Smooth muscle, collagen III, and adipose tissue-derived stem cells (ADSCs) in midshaft section of rat penis. Original magnification (a) ×40; (b) ×400. (A) Top: Note how in sham animals α-smooth muscle actin (αSMA; green) and collagen III (red) colocalize in the smooth muscle layers surrounding the cavernous sinusoids and the dorsal penile arteries. In normal tunica albuginea (TA), expression of these proteins is very low.

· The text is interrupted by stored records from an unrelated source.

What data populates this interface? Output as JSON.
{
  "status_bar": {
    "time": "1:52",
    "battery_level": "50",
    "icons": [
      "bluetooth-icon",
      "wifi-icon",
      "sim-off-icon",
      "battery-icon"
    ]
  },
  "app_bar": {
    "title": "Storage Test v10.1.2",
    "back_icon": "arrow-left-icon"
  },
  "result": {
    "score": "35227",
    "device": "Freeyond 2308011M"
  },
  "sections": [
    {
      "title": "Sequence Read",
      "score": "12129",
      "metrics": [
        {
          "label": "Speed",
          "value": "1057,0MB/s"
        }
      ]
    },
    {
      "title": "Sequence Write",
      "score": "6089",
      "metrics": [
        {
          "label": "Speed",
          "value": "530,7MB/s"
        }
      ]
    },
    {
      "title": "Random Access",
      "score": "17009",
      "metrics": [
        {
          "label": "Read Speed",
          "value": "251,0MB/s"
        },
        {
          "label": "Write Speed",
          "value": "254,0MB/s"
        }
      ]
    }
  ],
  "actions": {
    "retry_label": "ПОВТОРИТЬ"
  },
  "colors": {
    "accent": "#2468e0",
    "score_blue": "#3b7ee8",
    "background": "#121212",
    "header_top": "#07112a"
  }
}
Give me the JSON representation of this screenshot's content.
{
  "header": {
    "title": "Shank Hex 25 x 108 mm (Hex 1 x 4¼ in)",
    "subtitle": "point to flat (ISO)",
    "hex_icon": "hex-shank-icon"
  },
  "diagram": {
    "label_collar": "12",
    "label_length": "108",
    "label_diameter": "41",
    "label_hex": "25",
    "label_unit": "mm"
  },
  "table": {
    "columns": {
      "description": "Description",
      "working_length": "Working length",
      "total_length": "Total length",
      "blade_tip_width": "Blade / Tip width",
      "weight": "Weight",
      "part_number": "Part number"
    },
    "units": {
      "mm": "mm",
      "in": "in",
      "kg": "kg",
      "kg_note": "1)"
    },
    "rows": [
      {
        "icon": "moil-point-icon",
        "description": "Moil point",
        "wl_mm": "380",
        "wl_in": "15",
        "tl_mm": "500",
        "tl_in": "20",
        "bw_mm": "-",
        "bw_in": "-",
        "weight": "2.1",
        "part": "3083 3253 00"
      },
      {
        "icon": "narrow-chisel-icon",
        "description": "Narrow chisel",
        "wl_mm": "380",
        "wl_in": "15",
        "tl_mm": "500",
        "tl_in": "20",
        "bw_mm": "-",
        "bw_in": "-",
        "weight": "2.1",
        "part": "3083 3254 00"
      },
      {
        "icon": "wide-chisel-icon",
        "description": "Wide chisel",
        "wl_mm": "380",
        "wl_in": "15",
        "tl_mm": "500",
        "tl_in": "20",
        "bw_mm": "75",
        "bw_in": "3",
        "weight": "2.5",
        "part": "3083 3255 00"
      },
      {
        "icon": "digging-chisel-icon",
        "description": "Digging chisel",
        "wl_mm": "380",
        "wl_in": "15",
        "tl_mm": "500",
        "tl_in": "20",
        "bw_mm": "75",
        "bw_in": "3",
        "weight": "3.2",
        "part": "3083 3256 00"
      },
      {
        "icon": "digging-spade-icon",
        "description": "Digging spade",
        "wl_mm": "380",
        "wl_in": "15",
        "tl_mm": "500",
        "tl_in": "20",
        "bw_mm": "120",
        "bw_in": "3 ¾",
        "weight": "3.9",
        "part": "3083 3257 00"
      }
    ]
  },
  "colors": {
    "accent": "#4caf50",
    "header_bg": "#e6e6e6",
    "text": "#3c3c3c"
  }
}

Middle: In Peyronie’s disease (PD) animals, 5 wk following injection of transforming growth factor-β1, sinusoidal structure has largely disappeared near the injection site. αSMA is largely absent in the dorsal part of the corpus cavernosum (by means of internal antibody control, expression is preserved in the dorsal penile vessels). Note how collagen III is now deposited in an amorphic fashion in regions of the corpus cavernosum adjacent to the injection site in the dorsomedial TA. Bottom: The changes observed in PD rats are present in a mild or moderate degree after ADSC treatment. However, overall structure and sinusoids are largely preserved, and αSMA-positive sinusoids have undergone less dramatic reorganization than those in PD animals and collagen III. (B) High-magnification image of nuclear double staining of 4′,6-diamidino-2-phenylindole (DAPI) and 5-ethynyl-2-deoxyuridine (EdU) in a few cells in the corpus cavernosum of PD plus ADSC rats. These double-labeled cells were scarcely found.

Fig. 7

Collagen I and elastin in midshaft section of rat penis. Original magnification, ×40. (A) Top: In sham animals, collagen I (red) is localized around the sinusoids and mainly in the internal layer of the tunica albuginea. Elastin (green) displays a similar expression pattern and is highly present in the Buck fascia (outer layer of tissue), and by means of internal control it is visible in the internal and external elastic laminae of the dorsal penile vessels. Middle: A destruction of the normal anatomy of the dorsal tunica is observed in Peyronie’s disease (PD) animals, with collagen I present in all layers of the tunica and collagen fibers extending in a disorganized fashion into the erectile tissue. Also, elastin staining is very bright and fibers are haphazardly organized. A clear overgrowth of elastin fibers in the tunica and into the corpus cavernosum is observed. Bottom: When adipose tissue-derived stem cells (ADSCs) were administered to these animals in the acute phase of PD, the observed changes were prevented and the sinusoidal structure of the dorsal parts of the corpus cavernosum was observed.